Employees may scoot out of the office for vacations and four day weekends but hiring managers are still focused on acquiring top talent. Hiring doesn’t grind to a halt when the temperature perks up. In fact, many businesses escalate hiring during the summer months to take advantage of the slowed down pace of major projects.

There are no end-of-the-year financial deadlines to deal with or beginning-of-the-year launches. Pressures are down and hiring managers can dedicate the time to interview job seekers. With vacation time strewn in the mix, the duration of the hiring process may be a bit longer (up from a 3 weeks average to 5 weeks) but there are more opportunities available. Moreover, your odds are often much better.

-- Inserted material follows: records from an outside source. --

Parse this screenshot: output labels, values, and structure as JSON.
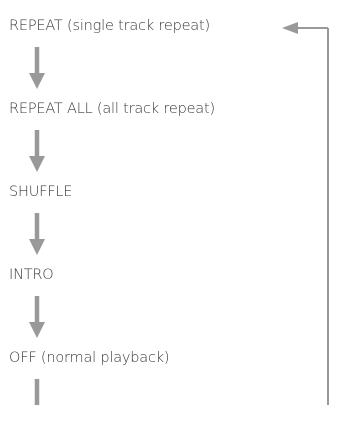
{
  "diagram": {
    "colors": {
      "arrow": "#999999",
      "text": "#3a3a3a",
      "background": "#ffffff"
    },
    "steps": [
      {
        "label": "REPEAT (single track repeat)"
      },
      {
        "label": "REPEAT ALL (all track repeat)"
      },
      {
        "label": "SHUFFLE"
      },
      {
        "label": "INTRO"
      },
      {
        "label": "OFF (normal playback)"
      }
    ]
  }
}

The odds are in your favor:

Some job seekers are drawn into the myth of the hiring slow-down. Others, exhausted by months of searching, decide to give themselves a break until fall. Much like the winter holiday season, the competition begins to dwindle down as people make excuses to focus on diving boards & swimming pools instead of job boards & talent pools. So, unless you are a high school or college student in search of summer work or an internship, you are more than likely facing a diminished field of competitors.

Adjusting to the job is easier:

For those who successfully land a new job during the summer months, there may even be another advantage: a much smoother job transition. In certain industries, the summer months are dedicated to training employees during project down time, so you will get more attention as you transition into your new role. Furthermore, with the warmer weather, you can expect more companies to plan outings, cookouts, and other events where you can build bonds with your teammates from the start. There is less of a feeling of being in over your head. Take that when you can get it.

In conclusion:

So, when you are taking in the rays this summer (hopefully with a nice layer of sun screen applied), remember to balance your relaxation with time spent continuing your job search. Those who take a protracted break for the summer may return to find their skills rusty & brittle. So, if you want to give yourself a real edge in the job market, keep writing those resumes, applying, and making the time to interview (your tanning regimen could use a break anyway).